# HCF and LCM Quiz Set 011

### Question 1

Which is the smallest number which when divided by 15, 12 or 14 leaves 12, 9, 11 as the respective remainders?

A

417.

B

418.

C

416.

D

419.

Soln.
Ans: a

By inspection, the difference between the numbers and their respective remainders is same = 3. The LCM of 15, 12 and 14 = 420. So the required number is 420 - 3 = 417.

### Question 2

The LCM and HCF of two numbers 36 and 86 are in the ratio?

A

774.

B

\${1549/2}\$.

C

775.

D

\${1551/2}\$.

Soln.
Ans: a

The LCM of 36 and 86 is 1548, and their HCF is 2. The ratio is: 774.

### Question 3

What is the HCF of (3 × 7), (7 × 18) and (18 × 3)?

A

3.

B

6.

C

1.

D

9.

Soln.
Ans: a

The required HCF is product of the three numbers divided by their LCM. The LCM of 3, 7 and 18 is 126. So the required HCF = \${3 × 7 × 18}/126\$ = 3. Please note that LCM(n1, n2, n3) × HCF(n1 × n2, n2 × n3, n3 × n1) = n1 × n2 × n3.

### Question 4

Which is the second smallest number, which, when divided by 12 and 55, leaves the remainder 5?

A

1325.

B

665.

C

1985.

D

655.

Soln.
Ans: a

The LCM of 12 and 55 = 660. All the numbers that leave remainder 5 upon being divided by either of the given two numbers are of the form 660k + 5. When k = 1, we get the smallest number, and k = 2 gives the next required number = 1325.

### Question 5

Three cyclists are cycling in a circular track.

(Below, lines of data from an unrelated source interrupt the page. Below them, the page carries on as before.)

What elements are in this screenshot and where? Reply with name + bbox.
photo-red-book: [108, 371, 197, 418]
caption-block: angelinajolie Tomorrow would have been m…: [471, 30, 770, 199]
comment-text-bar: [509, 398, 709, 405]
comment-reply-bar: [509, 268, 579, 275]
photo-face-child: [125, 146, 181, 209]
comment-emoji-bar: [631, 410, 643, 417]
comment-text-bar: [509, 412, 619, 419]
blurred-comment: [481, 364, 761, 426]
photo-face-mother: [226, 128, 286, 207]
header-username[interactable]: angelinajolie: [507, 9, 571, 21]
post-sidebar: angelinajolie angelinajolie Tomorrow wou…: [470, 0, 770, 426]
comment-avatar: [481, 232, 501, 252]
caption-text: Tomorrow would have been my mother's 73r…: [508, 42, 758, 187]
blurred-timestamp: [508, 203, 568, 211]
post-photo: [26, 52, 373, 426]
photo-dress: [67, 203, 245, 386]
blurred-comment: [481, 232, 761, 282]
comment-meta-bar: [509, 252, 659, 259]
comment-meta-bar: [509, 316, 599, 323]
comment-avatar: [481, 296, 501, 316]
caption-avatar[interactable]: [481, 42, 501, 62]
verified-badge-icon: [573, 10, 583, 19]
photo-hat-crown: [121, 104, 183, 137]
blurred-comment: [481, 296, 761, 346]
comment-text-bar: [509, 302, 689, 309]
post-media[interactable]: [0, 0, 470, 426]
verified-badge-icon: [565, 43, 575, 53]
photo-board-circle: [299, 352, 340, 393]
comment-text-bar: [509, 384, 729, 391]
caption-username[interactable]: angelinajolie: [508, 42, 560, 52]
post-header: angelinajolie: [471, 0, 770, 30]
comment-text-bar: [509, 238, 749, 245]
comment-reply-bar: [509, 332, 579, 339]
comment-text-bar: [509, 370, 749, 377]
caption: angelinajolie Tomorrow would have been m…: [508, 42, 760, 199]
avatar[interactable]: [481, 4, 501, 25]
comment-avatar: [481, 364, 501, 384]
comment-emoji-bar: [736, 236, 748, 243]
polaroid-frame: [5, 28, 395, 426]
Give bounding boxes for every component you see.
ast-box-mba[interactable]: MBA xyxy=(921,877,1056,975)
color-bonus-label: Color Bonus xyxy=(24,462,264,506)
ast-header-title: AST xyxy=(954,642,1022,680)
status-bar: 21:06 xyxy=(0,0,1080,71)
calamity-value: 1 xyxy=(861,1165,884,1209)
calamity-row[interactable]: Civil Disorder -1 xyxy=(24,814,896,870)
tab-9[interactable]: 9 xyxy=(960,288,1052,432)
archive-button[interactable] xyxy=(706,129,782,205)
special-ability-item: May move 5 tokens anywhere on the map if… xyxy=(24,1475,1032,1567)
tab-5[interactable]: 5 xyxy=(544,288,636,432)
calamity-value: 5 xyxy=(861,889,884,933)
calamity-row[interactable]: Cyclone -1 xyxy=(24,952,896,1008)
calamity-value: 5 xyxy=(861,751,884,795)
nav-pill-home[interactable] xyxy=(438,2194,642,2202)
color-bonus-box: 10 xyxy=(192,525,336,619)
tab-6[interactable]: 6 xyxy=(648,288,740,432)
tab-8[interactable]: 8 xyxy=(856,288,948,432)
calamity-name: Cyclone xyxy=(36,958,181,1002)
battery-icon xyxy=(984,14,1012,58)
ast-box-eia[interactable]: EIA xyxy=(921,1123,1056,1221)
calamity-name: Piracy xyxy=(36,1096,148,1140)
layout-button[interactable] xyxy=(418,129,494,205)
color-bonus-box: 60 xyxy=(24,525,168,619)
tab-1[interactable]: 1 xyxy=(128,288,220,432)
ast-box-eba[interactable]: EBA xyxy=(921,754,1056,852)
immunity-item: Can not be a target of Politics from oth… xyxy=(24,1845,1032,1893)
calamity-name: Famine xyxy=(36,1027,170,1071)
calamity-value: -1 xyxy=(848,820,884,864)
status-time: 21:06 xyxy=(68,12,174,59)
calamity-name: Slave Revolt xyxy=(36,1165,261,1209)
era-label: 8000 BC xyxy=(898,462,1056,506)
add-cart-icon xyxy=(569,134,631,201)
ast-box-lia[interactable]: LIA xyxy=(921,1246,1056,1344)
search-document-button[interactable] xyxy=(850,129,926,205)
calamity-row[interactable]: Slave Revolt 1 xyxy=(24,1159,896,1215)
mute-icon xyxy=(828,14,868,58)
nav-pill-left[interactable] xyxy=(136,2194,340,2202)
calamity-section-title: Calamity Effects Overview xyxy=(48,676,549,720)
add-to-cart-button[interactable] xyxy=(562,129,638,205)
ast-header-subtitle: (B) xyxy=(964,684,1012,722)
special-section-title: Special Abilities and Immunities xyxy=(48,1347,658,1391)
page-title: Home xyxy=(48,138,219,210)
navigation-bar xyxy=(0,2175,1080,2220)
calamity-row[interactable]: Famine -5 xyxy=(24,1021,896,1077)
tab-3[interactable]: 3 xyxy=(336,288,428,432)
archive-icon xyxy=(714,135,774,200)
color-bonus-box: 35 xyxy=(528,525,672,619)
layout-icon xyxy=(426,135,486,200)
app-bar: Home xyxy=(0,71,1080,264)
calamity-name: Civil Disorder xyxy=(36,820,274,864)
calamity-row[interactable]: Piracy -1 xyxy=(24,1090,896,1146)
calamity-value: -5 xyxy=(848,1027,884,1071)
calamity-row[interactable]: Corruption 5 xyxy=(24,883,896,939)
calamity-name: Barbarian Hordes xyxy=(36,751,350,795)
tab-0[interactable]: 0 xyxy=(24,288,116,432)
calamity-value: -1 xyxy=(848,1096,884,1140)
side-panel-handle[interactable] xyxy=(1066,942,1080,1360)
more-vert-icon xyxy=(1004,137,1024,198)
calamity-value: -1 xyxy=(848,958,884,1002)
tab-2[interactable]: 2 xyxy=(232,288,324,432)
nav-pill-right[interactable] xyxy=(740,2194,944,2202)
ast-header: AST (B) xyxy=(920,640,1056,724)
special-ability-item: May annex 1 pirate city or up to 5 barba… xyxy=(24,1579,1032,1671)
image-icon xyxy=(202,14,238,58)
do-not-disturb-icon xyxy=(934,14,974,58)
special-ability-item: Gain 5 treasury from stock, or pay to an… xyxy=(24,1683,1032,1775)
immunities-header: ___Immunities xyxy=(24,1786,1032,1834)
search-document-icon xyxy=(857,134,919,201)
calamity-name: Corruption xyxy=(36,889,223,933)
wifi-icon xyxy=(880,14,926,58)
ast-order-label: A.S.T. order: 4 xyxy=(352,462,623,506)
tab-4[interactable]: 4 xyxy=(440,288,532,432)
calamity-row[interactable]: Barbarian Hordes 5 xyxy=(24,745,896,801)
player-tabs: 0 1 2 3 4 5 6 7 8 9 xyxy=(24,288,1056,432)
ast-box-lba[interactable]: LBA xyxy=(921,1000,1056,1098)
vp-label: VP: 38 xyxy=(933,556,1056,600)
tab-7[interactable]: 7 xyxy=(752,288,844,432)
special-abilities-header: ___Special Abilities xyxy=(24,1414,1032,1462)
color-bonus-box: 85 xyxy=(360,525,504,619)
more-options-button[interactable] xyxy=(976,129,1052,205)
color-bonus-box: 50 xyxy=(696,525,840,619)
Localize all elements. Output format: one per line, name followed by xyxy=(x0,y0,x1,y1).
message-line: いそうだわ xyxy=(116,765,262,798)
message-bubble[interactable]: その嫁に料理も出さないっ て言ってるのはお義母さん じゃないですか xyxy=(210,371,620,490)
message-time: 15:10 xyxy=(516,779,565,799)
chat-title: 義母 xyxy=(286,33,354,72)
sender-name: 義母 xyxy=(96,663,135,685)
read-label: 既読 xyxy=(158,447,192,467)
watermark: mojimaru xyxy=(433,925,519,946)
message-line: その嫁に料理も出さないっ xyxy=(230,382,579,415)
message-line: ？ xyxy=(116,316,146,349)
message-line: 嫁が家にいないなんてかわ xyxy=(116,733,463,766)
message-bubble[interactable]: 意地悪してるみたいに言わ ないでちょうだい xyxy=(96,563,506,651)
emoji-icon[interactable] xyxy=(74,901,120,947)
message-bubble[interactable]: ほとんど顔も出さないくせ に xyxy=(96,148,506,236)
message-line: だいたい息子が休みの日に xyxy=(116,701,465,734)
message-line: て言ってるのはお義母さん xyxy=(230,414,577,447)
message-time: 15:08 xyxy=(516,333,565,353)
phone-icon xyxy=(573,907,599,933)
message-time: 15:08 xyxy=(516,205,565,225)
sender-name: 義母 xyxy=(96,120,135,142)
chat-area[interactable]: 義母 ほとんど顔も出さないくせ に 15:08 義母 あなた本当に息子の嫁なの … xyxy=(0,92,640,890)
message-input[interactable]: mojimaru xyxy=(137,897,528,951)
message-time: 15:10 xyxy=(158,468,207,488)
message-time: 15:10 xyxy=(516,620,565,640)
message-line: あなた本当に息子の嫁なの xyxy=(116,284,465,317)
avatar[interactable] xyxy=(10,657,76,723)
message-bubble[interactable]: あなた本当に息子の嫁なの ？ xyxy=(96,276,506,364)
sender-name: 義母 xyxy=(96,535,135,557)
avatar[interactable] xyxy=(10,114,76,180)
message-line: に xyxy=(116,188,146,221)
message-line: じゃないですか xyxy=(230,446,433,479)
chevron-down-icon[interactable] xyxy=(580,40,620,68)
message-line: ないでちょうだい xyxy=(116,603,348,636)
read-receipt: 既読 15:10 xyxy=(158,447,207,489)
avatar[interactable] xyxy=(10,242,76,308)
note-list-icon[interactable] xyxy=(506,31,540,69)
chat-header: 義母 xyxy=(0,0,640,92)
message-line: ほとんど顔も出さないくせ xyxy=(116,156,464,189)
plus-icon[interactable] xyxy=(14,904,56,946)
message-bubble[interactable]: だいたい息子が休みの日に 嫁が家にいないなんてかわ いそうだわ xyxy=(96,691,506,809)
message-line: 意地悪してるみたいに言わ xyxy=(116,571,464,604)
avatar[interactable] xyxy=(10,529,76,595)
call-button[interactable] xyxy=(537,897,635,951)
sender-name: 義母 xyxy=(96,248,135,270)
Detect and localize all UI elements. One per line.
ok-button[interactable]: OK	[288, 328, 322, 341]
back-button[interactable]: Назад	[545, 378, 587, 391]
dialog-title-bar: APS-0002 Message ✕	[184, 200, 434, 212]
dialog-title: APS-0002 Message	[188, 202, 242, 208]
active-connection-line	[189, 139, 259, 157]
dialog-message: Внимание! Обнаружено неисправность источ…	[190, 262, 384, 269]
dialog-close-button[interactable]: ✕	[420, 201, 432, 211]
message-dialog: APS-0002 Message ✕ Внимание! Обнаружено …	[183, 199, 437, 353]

They, respectively, take 4, 7 and 22 minutes to complete the circle once. After how many minutes will they all again meet at a single point?

A

308 minutes.

B

616 minutes.

C

154 minutes.

D

309 minutes.

Soln.
Ans: a

The answer lies in finding the LCM of their times. The LCM of 4, 7 and 22 = 308.